Background: Cardiac effects of hypertension include increased left ventricular (LV) mass and LV hypertrophy, as well as increased left atrial size, a predictor of stroke and atrial fibrillation. Although literature on reduction of LV mass with antihypertensive therapy is extensive, little information is available on effects of treatment on left atrial size.

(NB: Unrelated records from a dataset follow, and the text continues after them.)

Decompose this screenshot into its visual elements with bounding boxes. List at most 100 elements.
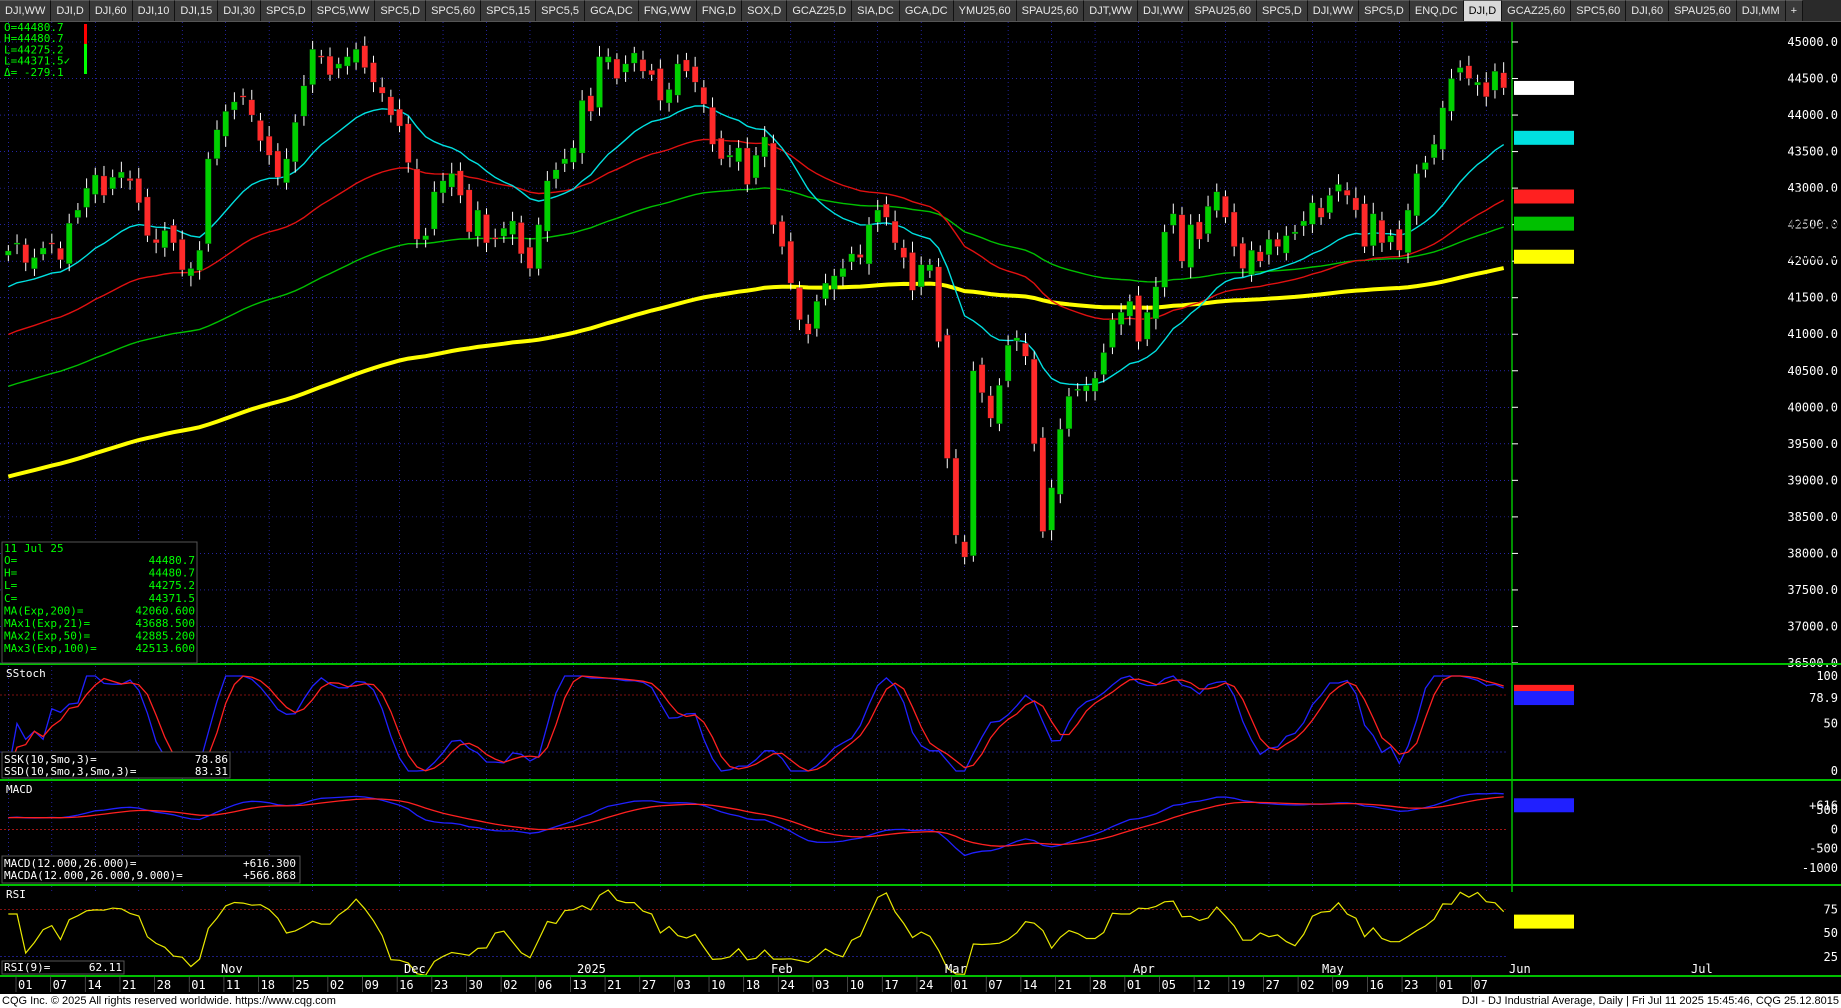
candle-body	[1483, 82, 1490, 97]
candle-body	[1117, 312, 1125, 325]
tab-fng-d[interactable]: FNG,D	[696, 0, 743, 21]
candle-body	[1343, 190, 1351, 196]
candle-body	[31, 257, 38, 269]
candle-body	[605, 56, 612, 63]
candle-body	[1465, 65, 1473, 79]
tab-gcaz25-d[interactable]: GCAZ25,D	[787, 0, 853, 21]
tab-dji-60[interactable]: DJI,60	[1626, 0, 1670, 21]
tab-dji-15[interactable]: DJI,15	[175, 0, 219, 21]
candle-body	[1283, 235, 1290, 254]
tab-djt-ww[interactable]: DJT,WW	[1084, 0, 1139, 21]
candle-body	[970, 370, 977, 556]
candle-body	[726, 155, 734, 158]
candle-body	[1074, 388, 1081, 391]
month-label: Feb	[771, 962, 793, 976]
candle-body	[831, 275, 838, 290]
candle-body	[1413, 173, 1420, 216]
tab-gcaz25-60[interactable]: GCAZ25,60	[1502, 0, 1572, 21]
candle-body	[39, 247, 47, 255]
candle-body	[535, 224, 542, 269]
candle-body	[961, 541, 968, 558]
candle-body	[874, 209, 881, 223]
candle-body	[1091, 377, 1099, 392]
candle-body	[1196, 221, 1203, 240]
candle-body	[1170, 213, 1177, 226]
price-tag-box	[1514, 249, 1574, 264]
candle-body	[561, 158, 568, 164]
candle-body	[326, 56, 334, 76]
cursor-row-value: 44275.2	[149, 579, 195, 592]
tab-spc5-d[interactable]: SPC5,D	[375, 0, 427, 21]
candle-body	[978, 364, 986, 393]
tab-spc5-d[interactable]: SPC5,D	[261, 0, 312, 21]
tab-spc5-5[interactable]: SPC5,5	[536, 0, 586, 21]
add-tab-button[interactable]: +	[1785, 0, 1804, 21]
tab-spc5-60[interactable]: SPC5,60	[426, 0, 482, 21]
candle-body	[996, 385, 1003, 424]
date-axis-label: 02	[1300, 978, 1314, 992]
candle-body	[344, 56, 351, 67]
cursor-row-value: 42885.200	[135, 630, 195, 643]
candle-body	[526, 247, 534, 269]
tab-spau25-60[interactable]: SPAU25,60	[1669, 0, 1737, 21]
date-axis-label: 01	[191, 978, 205, 992]
tab-gca-dc[interactable]: GCA,DC	[585, 0, 639, 21]
tab-fng-ww[interactable]: FNG,WW	[638, 0, 697, 21]
tab-spau25-60[interactable]: SPAU25,60	[1016, 0, 1085, 21]
tab-spc5-60[interactable]: SPC5,60	[1571, 0, 1627, 21]
candle-body	[1152, 286, 1160, 319]
date-axis-label: 21	[122, 978, 136, 992]
tab-spc5-15[interactable]: SPC5,15	[481, 0, 537, 21]
date-axis-label: 27	[1265, 978, 1279, 992]
candle-body	[439, 180, 447, 194]
candle-body	[474, 209, 481, 237]
month-label: Dec	[404, 962, 426, 976]
candle-body	[909, 252, 916, 291]
candle-body	[48, 242, 56, 245]
candle-body	[509, 220, 516, 235]
candle-body	[1439, 107, 1446, 150]
tab-dji-ww[interactable]: DJI,WW	[1307, 0, 1360, 21]
candle-body	[387, 96, 395, 116]
tab-dji-d[interactable]: DJI,D	[1463, 0, 1503, 21]
candle-body	[318, 55, 325, 58]
candle-body	[804, 323, 812, 335]
tab-ymu25-60[interactable]: YMU25,60	[953, 0, 1017, 21]
price-chart[interactable]: 45000.044500.044000.043500.043000.042500…	[0, 22, 1841, 994]
price-axis-label: 43500.0	[1787, 145, 1838, 159]
tab-dji-10[interactable]: DJI,10	[132, 0, 176, 21]
macd-axis-label: -500	[1809, 842, 1838, 856]
tab-dji-30[interactable]: DJI,30	[218, 0, 262, 21]
stoch-d-label: SSD(10,Smo,3,Smo,3)=	[4, 765, 137, 778]
tab-spc5-d[interactable]: SPC5,D	[1257, 0, 1308, 21]
candle-body	[1309, 202, 1316, 225]
price-axis-label: 38500.0	[1787, 510, 1838, 524]
candle-body	[596, 56, 603, 108]
tab-dji-60[interactable]: DJI,60	[89, 0, 133, 21]
tab-enq-dc[interactable]: ENQ,DC	[1409, 0, 1464, 21]
tab-spc5-d[interactable]: SPC5,D	[1359, 0, 1410, 21]
date-axis-label: 01	[18, 978, 32, 992]
tab-gca-dc[interactable]: GCA,DC	[899, 0, 954, 21]
cursor-row-value: 42513.600	[135, 642, 195, 655]
candle-body	[813, 301, 821, 329]
candle-body	[1013, 337, 1021, 342]
date-axis-label: 01	[1127, 978, 1141, 992]
month-label: Apr	[1133, 962, 1155, 976]
date-axis-label: 30	[468, 978, 482, 992]
tab-sia-dc[interactable]: SIA,DC	[852, 0, 900, 21]
price-axis-label: 37000.0	[1787, 619, 1838, 633]
tab-dji-d[interactable]: DJI,D	[51, 0, 90, 21]
candle-body	[1352, 197, 1360, 211]
tab-dji-ww[interactable]: DJI,WW	[1138, 0, 1190, 21]
tab-spau25-60[interactable]: SPAU25,60	[1189, 0, 1258, 21]
candle-body	[448, 173, 455, 188]
candle-body	[431, 191, 438, 230]
macd-title: MACD	[6, 783, 33, 796]
candle-body	[1248, 250, 1255, 275]
tab-dji-mm[interactable]: DJI,MM	[1736, 0, 1786, 21]
tab-spc5-ww[interactable]: SPC5,WW	[311, 0, 376, 21]
tab-sox-d[interactable]: SOX,D	[742, 0, 788, 21]
tab-dji-ww[interactable]: DJI,WW	[0, 0, 52, 21]
price-tag-value: 42060.6	[1787, 250, 1838, 264]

Methods and results: Patients with mild to moderate hypertension (diastolic blood pressure 95 to 109 mm Hg) were randomly allocated to treatment with atenolol, captopril, clonidine, diltiazem, hydrochlorothiazide, or prazosin in a double-masked trial. Two-dimensional targeted M-mode echocardiography was used to assess left atrial size and LV mass at baseline, 8 weeks, and 1 and 2 years. Longitudinal analysis examined changes in left atrial size from the baseline study, statistically adjusting for age, race, pretreatment left atrial size and LV mass, and serial measurements of systolic blood pressure, body weight, urinary sodium excretion, and physical activity score. Without adjustment for covariates, only hydrochlorothiazide was associated with decreases in left atrial size from baseline at 8 weeks (-1.0 +/- 5.2 mm; P=0.052), 1 year (-2.0 +/- 5.1 mm; P=0.02), and 2 years (4.6+/-7.2 mm; P=0.002). After adjustment for effects of covariates, patients with normal left atrial size had greater reduction (-3.3 mm) in left atrial size at 2 years with hydrochlorothiazide than with any other drug. For patients with left atrial enlargement, left atrial size decreased significantly with hydrochlorothiazide, atenolol, clonidine, and diltiazem at 1 year and with all treatments at 2 years. However, reduction at 2 years was greater with hydrochlorothiazide than with captopril or prazosin.
Conclusions: Antihypertensive drugs differ in their effects on left atrial size. Hydrochlorothiazide was associated with greater overall reduction of left atrial size than other drugs effective for the treatment of hypertension. Reduction of left atrial size with therapy is in part independent of factors known to influence left atrial size, including LV mass and reduction of LV mass with treatment. The clinical benefit of reducing left atrial size with antihypertensive treatment remains to be determined.